Department of Clinical Laboratory Medicine, Faculty of Medicine, University of Tsukuba, Tsukuba, Japan.
Cardiovascular Division, Faculty of Medicine, University of Tsukuba, Tsukuba, Japan.
J Am Soc Echocardiogr. 2017 Dec;30(12):1203-1213. doi: 10.1016/j.echo.2017.08.007. Epub 2017 Nov 1.
Accurate assessment of global and regional right ventricular (RV) systolic function is challenging. The aims of this study were to confirm the reliability and feasibility of a three-dimensional (3D) speckle-tracking echocardiography (STE) system, using comparison with cardiac magnetic resonance imaging (CMR), and to assess the contribution of regional RV function to global function.
In a retrospective, cross-sectional study setting, RV volumetric data were studied in 106 patients who were referred for both CMR and 3D echocardiography within 1 month. Three-dimensional STE-derived area strain, longitudinal strain, and circumferential strain were assessed as global, inlet, outflow, apical, and septal segments.
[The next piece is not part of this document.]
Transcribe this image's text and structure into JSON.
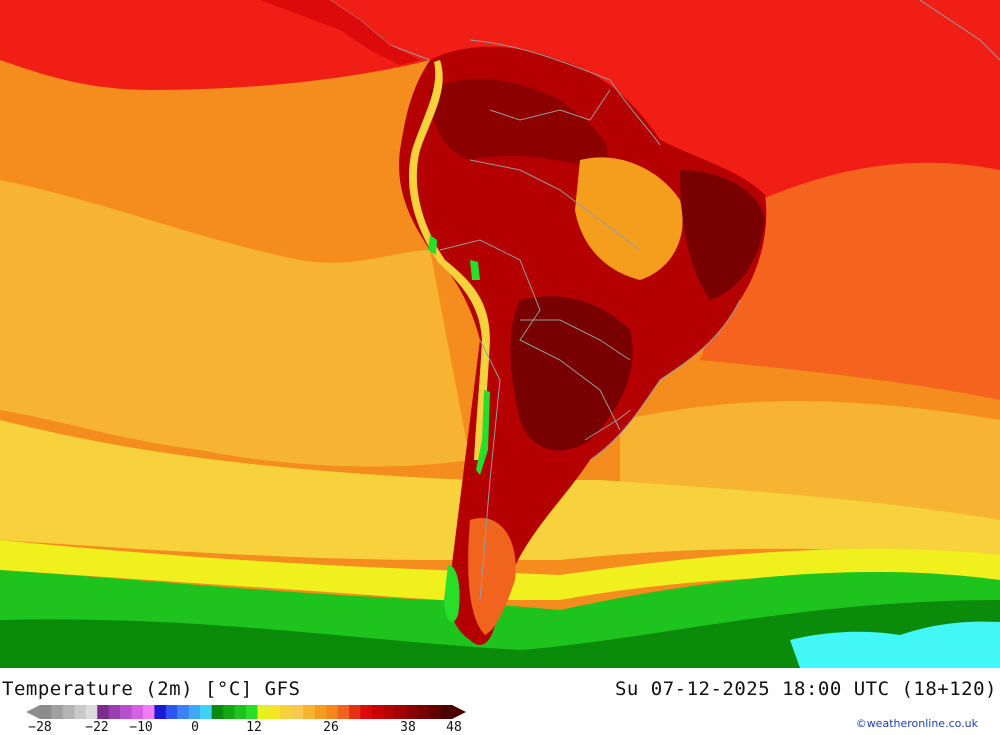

Seventy-five patients (70%) had adequate 3D echocardiographic data. RV measurements derived from 3D STE and CMR were closely related (RV end-diastolic volume, R = 0.84; RV end-systolic volume, R = 0.83; RV ejection fraction [RVEF], R = 0.70; P < .001 for all). RVEF and RV end-diastolic volume from 3D STE were slightly but significantly smaller than CMR values (mean differences, -2% and -10 mL for RVEF and RV end-diastolic volume, respectively). Among conventional echocardiographic parameters for RV function (tricuspid annular plane systolic excursion, fractional area change, S' of the tricuspid annulus, RV free wall two-dimensional longitudinal strain), only fractional area change was significantly related to RVEF (r = 0.34, P = .003). Among segmental 3D strain variables, inlet area strain (r = -0.56, P < .001) and outflow circumferential strain (r = -0.42, P < .001) were independent factors associated with CMR-derived RVEF.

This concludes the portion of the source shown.